The paralysis of the tourism sector in Honduras due to the coronavirus has so far caused losses of more than one billion dollars and the disappearance of some 100,000 jobs in the country, where authorities and entrepreneurs are working on a plan to reactivate the industry.

The cruise ship, hotel, and restaurant sector has been among the most affected following the border closure decreed by the Honduran government in mid-March to contain the spread of COVID-19.

The mandatory closure of establishments since mid-March, when the government declared a state of emergency due to the pandemic after confirming the first three cases of coronavirus in the country, has had a strong impact on job losses in the tourism industry.

The closure of Honduras' maritime borders and restrictions on the movement of people have suspended the arrival of cruise ships to the Central American country's Caribbean coast, which receives around one million cruise passengers a year.

More than 90% of the tourism companies in Honduras are micro, small, and medium-sized enterprises (MiPymes); 87.8% are of the national capital and more than 50% have up to 10 employees, according to figures from the National Chamber of Tourism.

The slump in the industry, which in 2019 registered revenues of $720 million and this year reports losses of over 26 billion lempiras ($1,048 million), according to official figures, has left a bleak picture in several regions of Honduras, with closed beaches, airports with no flights and empty hotels.

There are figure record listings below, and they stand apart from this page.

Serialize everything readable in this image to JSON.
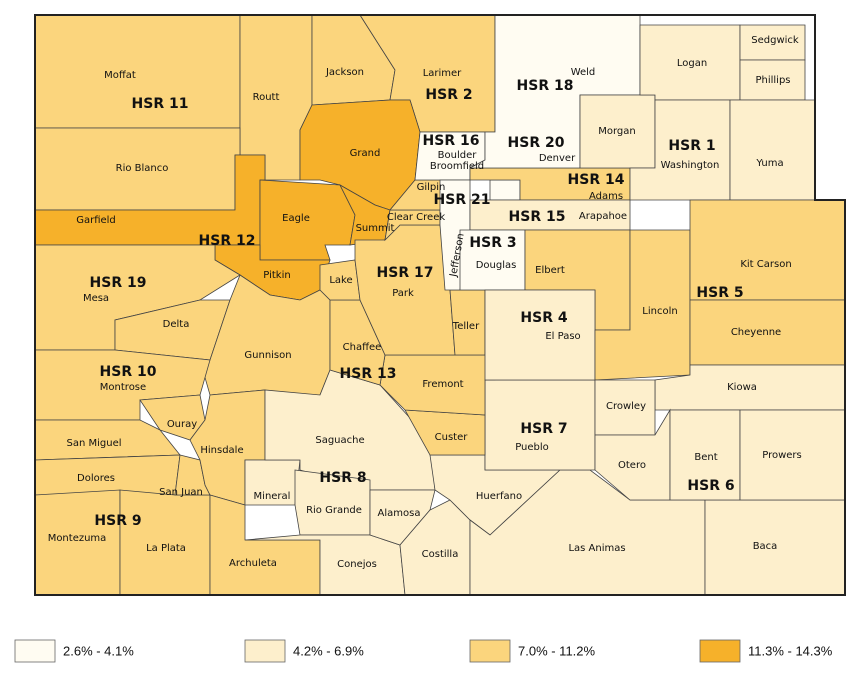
{
  "legend": [
    {
      "label": "2.6% - 4.1%",
      "color": "#fffcf2"
    },
    {
      "label": "4.2% - 6.9%",
      "color": "#fdefcc"
    },
    {
      "label": "7.0% - 11.2%",
      "color": "#fbd57d"
    },
    {
      "label": "11.3% - 14.3%",
      "color": "#f6b12a"
    }
  ],
  "counties": [
    {
      "name": "Moffat",
      "class": 2
    },
    {
      "name": "Routt",
      "class": 2
    },
    {
      "name": "Rio Blanco",
      "class": 2
    },
    {
      "name": "Garfield",
      "class": 3
    },
    {
      "name": "Jackson",
      "class": 2
    },
    {
      "name": "Larimer",
      "class": 2
    },
    {
      "name": "Grand",
      "class": 3
    },
    {
      "name": "Eagle",
      "class": 3
    },
    {
      "name": "Summit",
      "class": 3
    },
    {
      "name": "Pitkin",
      "class": 3
    },
    {
      "name": "Mesa",
      "class": 2
    },
    {
      "name": "Delta",
      "class": 2
    },
    {
      "name": "Gunnison",
      "class": 2
    },
    {
      "name": "Montrose",
      "class": 2
    },
    {
      "name": "Ouray",
      "class": 2
    },
    {
      "name": "San Miguel",
      "class": 2
    },
    {
      "name": "Dolores",
      "class": 2
    },
    {
      "name": "Montezuma",
      "class": 2
    },
    {
      "name": "La Plata",
      "class": 2
    },
    {
      "name": "San Juan",
      "class": 2
    },
    {
      "name": "Hinsdale",
      "class": 2
    },
    {
      "name": "Archuleta",
      "class": 2
    },
    {
      "name": "Mineral",
      "class": 1
    },
    {
      "name": "Saguache",
      "class": 1
    },
    {
      "name": "Rio Grande",
      "class": 1
    },
    {
      "name": "Conejos",
      "class": 1
    },
    {
      "name": "Alamosa",
      "class": 1
    },
    {
      "name": "Costilla",
      "class": 1
    },
    {
      "name": "Huerfano",
      "class": 1
    },
    {
      "name": "Las Animas",
      "class": 1
    },
    {
      "name": "Baca",
      "class": 1
    },
    {
      "name": "Pueblo",
      "class": 1
    },
    {
      "name": "Custer",
      "class": 2
    },
    {
      "name": "Fremont",
      "class": 2
    },
    {
      "name": "Chaffee",
      "class": 2
    },
    {
      "name": "Lake",
      "class": 2
    },
    {
      "name": "Park",
      "class": 2
    },
    {
      "name": "Teller",
      "class": 2
    },
    {
      "name": "Clear Creek",
      "class": 2
    },
    {
      "name": "Gilpin",
      "class": 2
    },
    {
      "name": "Boulder",
      "class": 0
    },
    {
      "name": "Broomfield",
      "class": 0
    },
    {
      "name": "Jefferson",
      "class": 0
    },
    {
      "name": "Denver",
      "class": 0
    },
    {
      "name": "Adams",
      "class": 2
    },
    {
      "name": "Arapahoe",
      "class": 1
    },
    {
      "name": "Douglas",
      "class": 0
    },
    {
      "name": "Weld",
      "class": 0
    },
    {
      "name": "Morgan",
      "class": 1
    },
    {
      "name": "Logan",
      "class": 1
    },
    {
      "name": "Washington",
      "class": 1
    },
    {
      "name": "Sedgwick",
      "class": 1
    },
    {
      "name": "Phillips",
      "class": 1
    },
    {
      "name": "Yuma",
      "class": 1
    },
    {
      "name": "Elbert",
      "class": 2
    },
    {
      "name": "El Paso",
      "class": 1
    },
    {
      "name": "Lincoln",
      "class": 2
    },
    {
      "name": "Kit Carson",
      "class": 2
    },
    {
      "name": "Cheyenne",
      "class": 2
    },
    {
      "name": "Kiowa",
      "class": 1
    },
    {
      "name": "Crowley",
      "class": 1
    },
    {
      "name": "Otero",
      "class": 1
    },
    {
      "name": "Bent",
      "class": 1
    },
    {
      "name": "Prowers",
      "class": 1
    }
  ],
  "regions": [
    "HSR 11",
    "HSR 2",
    "HSR 18",
    "HSR 1",
    "HSR 16",
    "HSR 20",
    "HSR 14",
    "HSR 21",
    "HSR 15",
    "HSR 3",
    "HSR 12",
    "HSR 19",
    "HSR 17",
    "HSR 5",
    "HSR 4",
    "HSR 10",
    "HSR 13",
    "HSR 7",
    "HSR 8",
    "HSR 6",
    "HSR 9"
  ]
}
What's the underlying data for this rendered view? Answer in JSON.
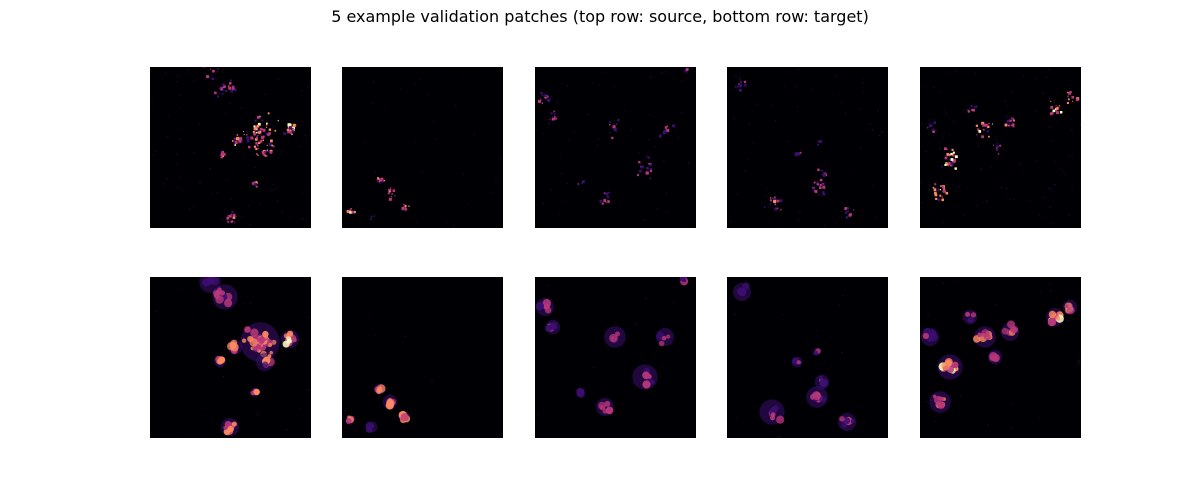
{
  "figure": {
    "title": "5 example validation patches (top row: source, bottom row: target)"
  },
  "colormap": "magma",
  "colors": {
    "background": "#ffffff",
    "patch_background": "#000004",
    "low": "#3b0f70",
    "mid": "#b73779",
    "high": "#fc8961",
    "peak": "#fcfdbf"
  },
  "rows": [
    {
      "name": "source",
      "patch_count": 5
    },
    {
      "name": "target",
      "patch_count": 5
    }
  ]
}
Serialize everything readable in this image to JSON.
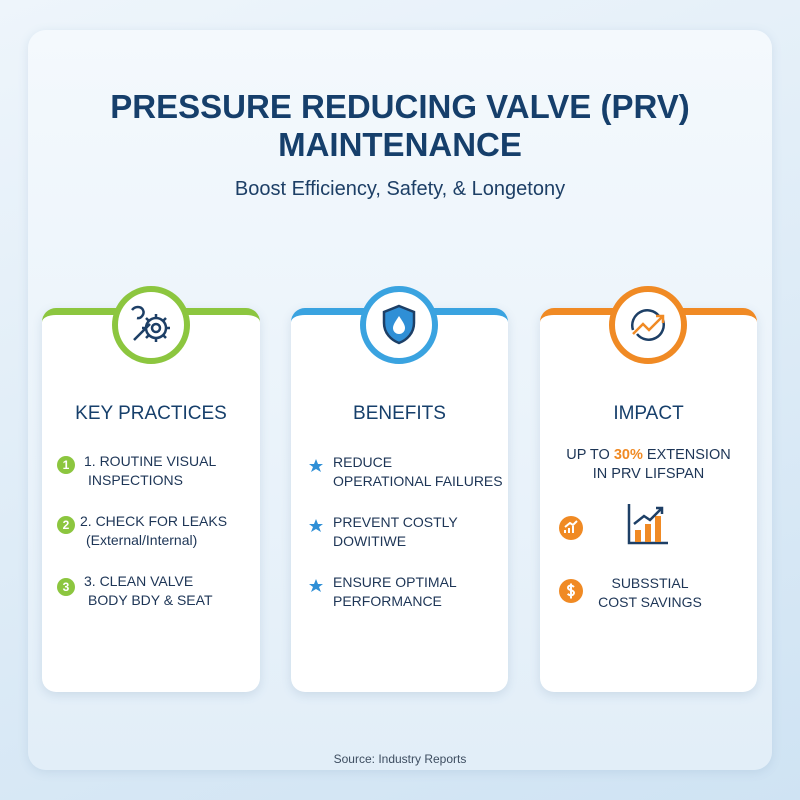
{
  "header": {
    "title": [
      "PRESSURE REDUCING VALVE (PRV)",
      "MAINTENANCE"
    ],
    "subtitle": "Boost Efficiency, Safety, & Longetony"
  },
  "cards": [
    {
      "title": "KEY PRACTICES",
      "items": [
        {
          "marker": "1",
          "lines": [
            "1. ROUTINE VISUAL",
            "INSPECTIONS"
          ]
        },
        {
          "marker": "2",
          "lines": [
            "2. CHECK FOR LEAKS",
            "(External/Internal)"
          ]
        },
        {
          "marker": "3",
          "lines": [
            "3. CLEAN VALVE",
            "BODY BDY & SEAT"
          ]
        }
      ]
    },
    {
      "title": "BENEFITS",
      "items": [
        {
          "lines": [
            "REDUCE",
            "OPERATIONAL FAILURES"
          ]
        },
        {
          "lines": [
            "PREVENT COSTLY",
            "DOWITIWE"
          ]
        },
        {
          "lines": [
            "ENSURE OPTIMAL",
            "PERFORMANCE"
          ]
        }
      ]
    },
    {
      "title": "IMPACT",
      "highlight": [
        "UP TO",
        "30%",
        "EXTENSION",
        "IN PRV LIFSPAN"
      ],
      "items": [
        {
          "lines": [
            "SUBSSTIAL",
            "COST SAVINGS"
          ]
        }
      ]
    }
  ],
  "footer": {
    "source": "Source: Industry Reports"
  }
}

The situation is serious considering that tourism represents 6.5% of the country's gross domestic product, or some 40 billion lempiras ($1.613 billion).

Both the country and businesses in the sector are suffering the consequences of the impact on tourism, leading to a difficult situation for everyone in Honduras, where 98% of 960 small hotels remain closed and the remaining 2% are operating with an occupancy rate of between 5 and 10%.

High impact

The impact of the crisis on tourism activity, which generates employment for more than 250,000 people, is extremely high; there have been cancellations of reservations and events at all levels of the industry. There is no expectation of hotel occupancy exceeding 15%, when before it was 60% or more, and operating costs remain the same.

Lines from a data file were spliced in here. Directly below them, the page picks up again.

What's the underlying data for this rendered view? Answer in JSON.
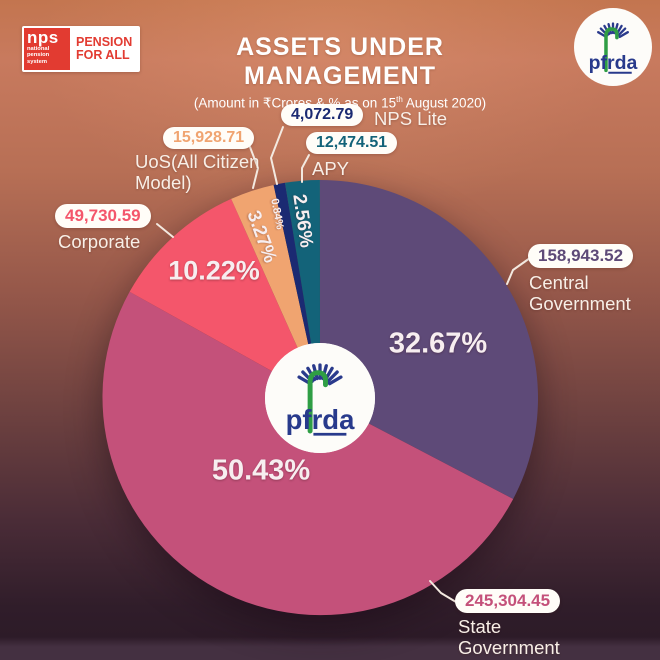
{
  "header": {
    "nps_logo": {
      "abbr": "nps",
      "sub": "national pension system",
      "tagline": "PENSION FOR ALL"
    },
    "title": "ASSETS UNDER MANAGEMENT",
    "subtitle_prefix": "(Amount in ₹Crores & % as on 15",
    "subtitle_sup": "th",
    "subtitle_suffix": " August 2020)",
    "pfrda_logo_text": "pfrda"
  },
  "chart_data": {
    "type": "pie",
    "title": "ASSETS UNDER MANAGEMENT",
    "unit": "₹ Crores",
    "as_on": "15th August 2020",
    "start_angle_deg": 0,
    "direction": "clockwise",
    "center_logo": "pfrda",
    "segments": [
      {
        "label": "Central Government",
        "amount": "158,943.52",
        "value": 158943.52,
        "pct": 32.67,
        "pct_label": "32.67%",
        "color": "#5e4a78"
      },
      {
        "label": "State Government",
        "amount": "245,304.45",
        "value": 245304.45,
        "pct": 50.43,
        "pct_label": "50.43%",
        "color": "#c4517a"
      },
      {
        "label": "Corporate",
        "amount": "49,730.59",
        "value": 49730.59,
        "pct": 10.22,
        "pct_label": "10.22%",
        "color": "#f4566b"
      },
      {
        "label": "UoS(All Citizen Model)",
        "amount": "15,928.71",
        "value": 15928.71,
        "pct": 3.27,
        "pct_label": "3.27%",
        "color": "#f0a470"
      },
      {
        "label": "NPS Lite",
        "amount": "4,072.79",
        "value": 4072.79,
        "pct": 0.84,
        "pct_label": "0.84%",
        "color": "#1b2a72"
      },
      {
        "label": "APY",
        "amount": "12,474.51",
        "value": 12474.51,
        "pct": 2.56,
        "pct_label": "2.56%",
        "color": "#136379"
      }
    ]
  }
}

The year 2020 has been a lost year and an emergency year, in which the important thing is to maintain life and keep some jobs. Honduras' tourism sector has so far lost around 100,000 jobs and another high number of workers are temporarily suspended due to the coronavirus, according to official figures.

Reactivation plan

The Government of Honduras and the National Chamber of Tourism are preparing a plan to restart the activity and welcome national tourism. The country needs foreign visitors to return soon to restore the pulse of the sector, but they believe that recovery must first begin with national tourism.

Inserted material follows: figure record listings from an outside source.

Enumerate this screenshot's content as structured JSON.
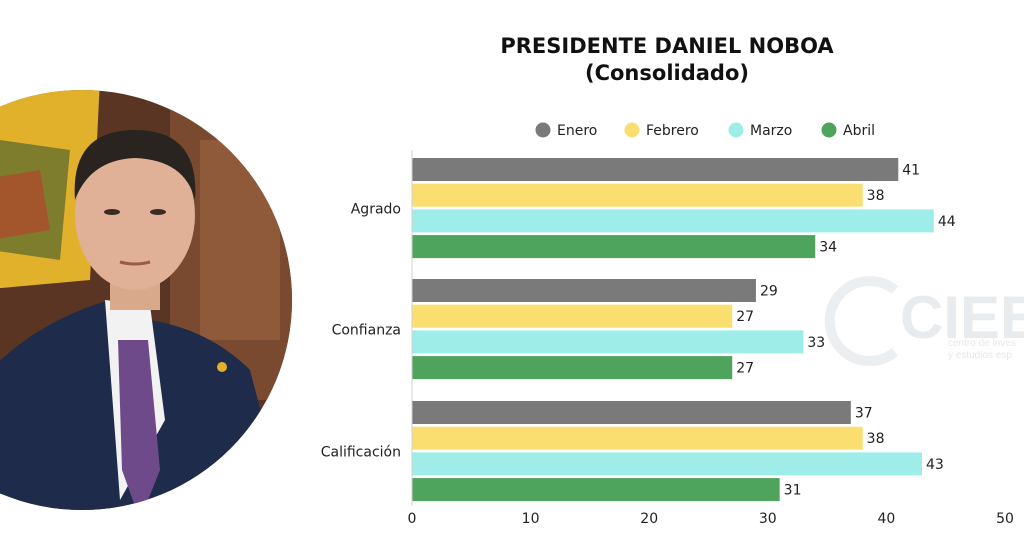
{
  "chart_data": {
    "type": "bar",
    "orientation": "horizontal",
    "title": "PRESIDENTE DANIEL  NOBOA",
    "subtitle": "(Consolidado)",
    "categories": [
      "Agrado",
      "Confianza",
      "Calificación"
    ],
    "series": [
      {
        "name": "Enero",
        "color": "#7a7a7a",
        "values": [
          41,
          29,
          37
        ]
      },
      {
        "name": "Febrero",
        "color": "#fadf70",
        "values": [
          38,
          27,
          38
        ]
      },
      {
        "name": "Marzo",
        "color": "#9fede8",
        "values": [
          44,
          33,
          43
        ]
      },
      {
        "name": "Abril",
        "color": "#4ea35d",
        "values": [
          34,
          27,
          31
        ]
      }
    ],
    "xlim": [
      0,
      50
    ],
    "xticks": [
      "0",
      "10",
      "20",
      "30",
      "40",
      "50"
    ],
    "legend_position": "top",
    "grid": false
  },
  "watermark": {
    "text": "CIEE",
    "line1": "centro de inves",
    "line2": "y estudios esp"
  }
}
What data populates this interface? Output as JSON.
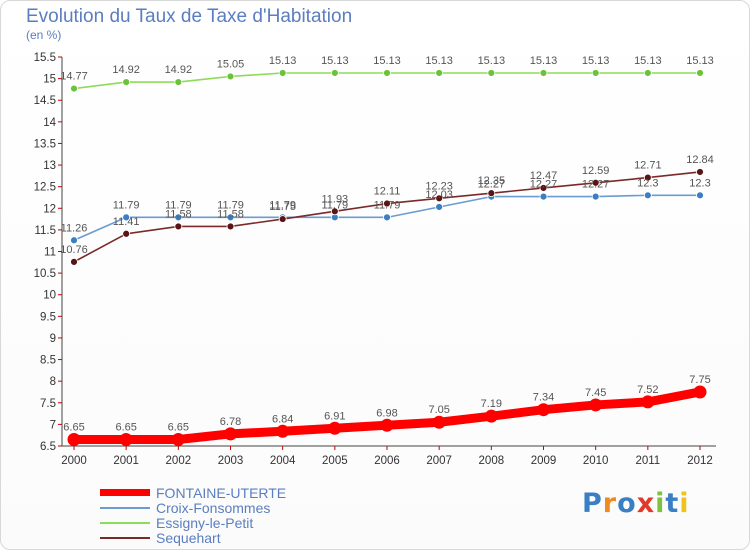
{
  "page": {
    "title": "Evolution du Taux de Taxe d'Habitation",
    "unit": "(en %)",
    "logo": "Proxiti"
  },
  "chart_data": {
    "type": "line",
    "x": [
      "2000",
      "2001",
      "2002",
      "2003",
      "2004",
      "2005",
      "2006",
      "2007",
      "2008",
      "2009",
      "2010",
      "2011",
      "2012"
    ],
    "ylim": [
      6.5,
      15.5
    ],
    "yticks": [
      "6.5",
      "7",
      "7.5",
      "8",
      "8.5",
      "9",
      "9.5",
      "10",
      "10.5",
      "11",
      "11.5",
      "12",
      "12.5",
      "13",
      "13.5",
      "14",
      "14.5",
      "15",
      "15.5"
    ],
    "grid": false,
    "legend_position": "bottom-left",
    "series": [
      {
        "name": "FONTAINE-UTERTE",
        "color": "#ff0000",
        "marker": "#ff0000",
        "values": [
          6.65,
          6.65,
          6.65,
          6.78,
          6.84,
          6.91,
          6.98,
          7.05,
          7.19,
          7.34,
          7.45,
          7.52,
          7.75
        ],
        "labels": [
          "6.65",
          "6.65",
          "6.65",
          "6.78",
          "6.84",
          "6.91",
          "6.98",
          "7.05",
          "7.19",
          "7.34",
          "7.45",
          "7.52",
          "7.75"
        ]
      },
      {
        "name": "Croix-Fonsommes",
        "color": "#6a9cd0",
        "marker": "#3a7ec4",
        "values": [
          11.26,
          11.79,
          11.79,
          11.79,
          11.79,
          11.79,
          11.79,
          12.03,
          12.27,
          12.27,
          12.27,
          12.3,
          12.3
        ],
        "labels": [
          "11.26",
          "11.79",
          "11.79",
          "11.79",
          "11.79",
          "11.79",
          "11.79",
          "12.03",
          "12.27",
          "12.27",
          "12.27",
          "12.3",
          "12.3"
        ]
      },
      {
        "name": "Essigny-le-Petit",
        "color": "#8edb5a",
        "marker": "#6cc23a",
        "values": [
          14.77,
          14.92,
          14.92,
          15.05,
          15.13,
          15.13,
          15.13,
          15.13,
          15.13,
          15.13,
          15.13,
          15.13,
          15.13
        ],
        "labels": [
          "14.77",
          "14.92",
          "14.92",
          "15.05",
          "15.13",
          "15.13",
          "15.13",
          "15.13",
          "15.13",
          "15.13",
          "15.13",
          "15.13",
          "15.13"
        ]
      },
      {
        "name": "Sequehart",
        "color": "#7a2a2a",
        "marker": "#5a1414",
        "values": [
          10.76,
          11.41,
          11.58,
          11.58,
          11.75,
          11.93,
          12.11,
          12.23,
          12.35,
          12.47,
          12.59,
          12.71,
          12.84
        ],
        "labels": [
          "10.76",
          "11.41",
          "11.58",
          "11.58",
          "11.75",
          "11.93",
          "12.11",
          "12.23",
          "12.35",
          "12.47",
          "12.59",
          "12.71",
          "12.84"
        ]
      }
    ]
  }
}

The plan to reactivate tourism, of which the authorities have not offered details, aims to make alliances in the region to strengthen the industry and avoid further job losses. Authorities expect that by the end of June some hotels will begin operating again, while restaurants and cafeterias opened in May with over-the-counter orders and home deliveries.

The country began a gradual economic recovery on Monday, which does not yet include hotels, bars and zoos, or public transportation, among doubts of doctors who believe that the process could increase infections with COVID-19. Authorities stress the need to focus on domestic tourism in Honduras, a country with great tourist and cultural diversity, which during Holy Week lost some 7 billion lempiras (282.4 million dollars).

Honduras offers tourists sun and beaches, archeological sites, rivers, ecological and adventure parks, diving in the Caribbean, living cultures, castles and colonial cities, and has one of the 25 sites with the best beaches in the world, Roatán. The country also has 91 protected areas and national parks that represent 27% of the national territory, 700 species of birds and coral reefs in the Caribbean.